The beauty and challenge of complexity
The dream of creating an “organ in a dish” dates back to 1907, when Henry Van Peters Wilson first demonstrated that dissociated sponge cells could reorganize into an entire organism. But over 100 years passed before researchers successfully modeled intestinal tissue using adult stem cells and the field of organoid development was off to the races. For the first time, these tiny 3D structures were able to recreate the functional structures of an organ, essentially becoming mini-guts, mini-brains or mini-livers.
Today, organoid research has become a key method for studying the underlying processes of disease—and potentially intervening. Organoids are used to model diseases like cystic fibrosis, cancer and Alzheimer's, to create customized cell therapies and, of course, to screen for drug toxicity. Unlike other model systems, organoids can mimic the complexity of a full human biological system, captured in the mesmerizing images that convey the wonder of that complexity.
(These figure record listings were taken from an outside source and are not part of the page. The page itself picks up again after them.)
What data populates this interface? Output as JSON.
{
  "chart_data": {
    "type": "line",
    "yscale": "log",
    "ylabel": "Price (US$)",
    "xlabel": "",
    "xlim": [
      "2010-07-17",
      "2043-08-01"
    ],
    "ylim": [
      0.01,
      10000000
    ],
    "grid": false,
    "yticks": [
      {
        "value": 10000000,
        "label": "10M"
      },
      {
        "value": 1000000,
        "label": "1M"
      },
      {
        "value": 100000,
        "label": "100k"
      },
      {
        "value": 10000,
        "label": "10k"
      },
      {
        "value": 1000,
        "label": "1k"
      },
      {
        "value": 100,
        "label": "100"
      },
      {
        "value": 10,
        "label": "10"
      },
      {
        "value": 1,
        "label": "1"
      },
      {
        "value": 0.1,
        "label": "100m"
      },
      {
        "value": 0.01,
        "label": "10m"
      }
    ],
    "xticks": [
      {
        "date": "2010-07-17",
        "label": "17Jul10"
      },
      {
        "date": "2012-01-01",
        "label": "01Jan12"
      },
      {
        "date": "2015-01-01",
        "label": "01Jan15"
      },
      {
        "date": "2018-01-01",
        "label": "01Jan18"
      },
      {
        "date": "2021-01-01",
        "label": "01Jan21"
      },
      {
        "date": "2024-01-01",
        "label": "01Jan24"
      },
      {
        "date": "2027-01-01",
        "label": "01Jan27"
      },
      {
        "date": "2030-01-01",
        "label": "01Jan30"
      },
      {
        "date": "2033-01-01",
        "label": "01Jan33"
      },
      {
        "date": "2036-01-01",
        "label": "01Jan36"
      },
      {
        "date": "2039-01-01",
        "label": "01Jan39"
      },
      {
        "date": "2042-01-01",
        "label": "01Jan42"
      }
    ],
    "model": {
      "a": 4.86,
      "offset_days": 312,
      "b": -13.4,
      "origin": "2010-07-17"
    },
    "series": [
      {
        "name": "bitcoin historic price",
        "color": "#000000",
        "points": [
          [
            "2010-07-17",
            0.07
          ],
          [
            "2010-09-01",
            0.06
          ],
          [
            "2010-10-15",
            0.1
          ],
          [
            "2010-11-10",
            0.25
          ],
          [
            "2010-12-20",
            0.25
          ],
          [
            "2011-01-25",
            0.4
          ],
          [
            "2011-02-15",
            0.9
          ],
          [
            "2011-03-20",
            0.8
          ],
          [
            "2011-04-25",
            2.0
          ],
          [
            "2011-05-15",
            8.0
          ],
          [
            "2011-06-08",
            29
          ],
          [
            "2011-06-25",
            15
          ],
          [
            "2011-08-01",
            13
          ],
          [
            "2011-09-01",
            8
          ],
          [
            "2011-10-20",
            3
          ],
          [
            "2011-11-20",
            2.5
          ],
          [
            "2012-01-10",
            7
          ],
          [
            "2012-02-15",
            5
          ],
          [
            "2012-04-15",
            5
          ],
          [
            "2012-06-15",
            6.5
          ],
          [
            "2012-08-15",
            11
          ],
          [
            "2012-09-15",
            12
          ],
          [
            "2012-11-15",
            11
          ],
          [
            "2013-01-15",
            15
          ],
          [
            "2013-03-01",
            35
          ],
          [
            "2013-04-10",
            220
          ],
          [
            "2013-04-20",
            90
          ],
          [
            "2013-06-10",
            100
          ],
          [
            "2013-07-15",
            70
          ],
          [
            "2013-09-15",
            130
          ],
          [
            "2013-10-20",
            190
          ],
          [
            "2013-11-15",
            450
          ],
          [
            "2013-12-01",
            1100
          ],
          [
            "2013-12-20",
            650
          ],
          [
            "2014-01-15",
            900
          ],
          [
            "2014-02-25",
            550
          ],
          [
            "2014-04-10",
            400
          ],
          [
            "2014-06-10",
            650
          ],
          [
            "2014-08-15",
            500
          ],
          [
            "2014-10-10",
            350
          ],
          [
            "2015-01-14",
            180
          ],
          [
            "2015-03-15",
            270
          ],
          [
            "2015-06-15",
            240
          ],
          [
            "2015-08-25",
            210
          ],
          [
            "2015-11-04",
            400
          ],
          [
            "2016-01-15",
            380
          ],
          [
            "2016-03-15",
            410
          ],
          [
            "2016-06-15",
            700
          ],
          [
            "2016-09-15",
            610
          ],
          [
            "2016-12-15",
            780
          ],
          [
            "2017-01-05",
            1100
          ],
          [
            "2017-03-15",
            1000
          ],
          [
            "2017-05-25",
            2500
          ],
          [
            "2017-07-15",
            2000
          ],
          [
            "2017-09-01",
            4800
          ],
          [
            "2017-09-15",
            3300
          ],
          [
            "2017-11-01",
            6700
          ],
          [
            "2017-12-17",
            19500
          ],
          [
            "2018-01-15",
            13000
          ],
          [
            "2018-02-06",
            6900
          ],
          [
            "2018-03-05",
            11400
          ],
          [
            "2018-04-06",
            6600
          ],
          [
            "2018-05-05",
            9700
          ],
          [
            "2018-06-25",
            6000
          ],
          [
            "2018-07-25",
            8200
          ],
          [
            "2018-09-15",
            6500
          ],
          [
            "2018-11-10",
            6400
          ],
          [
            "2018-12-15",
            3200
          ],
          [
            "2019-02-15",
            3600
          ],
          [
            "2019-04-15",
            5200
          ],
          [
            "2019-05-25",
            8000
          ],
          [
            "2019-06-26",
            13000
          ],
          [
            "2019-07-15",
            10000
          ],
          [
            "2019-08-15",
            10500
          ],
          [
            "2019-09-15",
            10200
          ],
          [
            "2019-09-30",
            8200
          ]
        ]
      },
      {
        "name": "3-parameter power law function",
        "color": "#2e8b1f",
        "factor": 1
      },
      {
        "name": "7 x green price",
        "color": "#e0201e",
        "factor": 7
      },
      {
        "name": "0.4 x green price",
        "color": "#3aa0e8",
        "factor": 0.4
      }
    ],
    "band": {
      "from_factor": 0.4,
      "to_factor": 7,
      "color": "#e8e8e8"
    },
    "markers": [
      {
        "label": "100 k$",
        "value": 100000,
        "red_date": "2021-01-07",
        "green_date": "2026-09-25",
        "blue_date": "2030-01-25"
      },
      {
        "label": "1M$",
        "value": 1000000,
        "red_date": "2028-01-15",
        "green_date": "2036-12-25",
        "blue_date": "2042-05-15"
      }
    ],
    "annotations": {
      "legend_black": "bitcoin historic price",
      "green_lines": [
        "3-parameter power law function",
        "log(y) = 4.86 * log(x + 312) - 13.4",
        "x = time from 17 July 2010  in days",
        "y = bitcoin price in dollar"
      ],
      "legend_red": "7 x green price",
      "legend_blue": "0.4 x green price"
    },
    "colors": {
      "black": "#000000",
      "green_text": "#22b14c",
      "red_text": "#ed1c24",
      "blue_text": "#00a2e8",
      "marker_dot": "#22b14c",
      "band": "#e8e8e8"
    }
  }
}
Compared with conventional in vivo methods, liver organoids can predict DILI with extraordinary accuracy—in some cases, nearly 89%. But organoids have yet to take off as a widespread preclinical research tool. Creating the culture conditions to guide stem cells through all the correct developmental stages of becoming a usable organoid requires significant expertise that’s often only found in specialized labs. Additionally, most organoid cultures are still grown manually, which demands substantial labor and time. Artificial intelligence is playing a key role in expanding the insights organoids can reveal, but even AI can’t perform without a high volume of quality data to feed the models, meaning data generation and the protocols to guide it remain a bottleneck.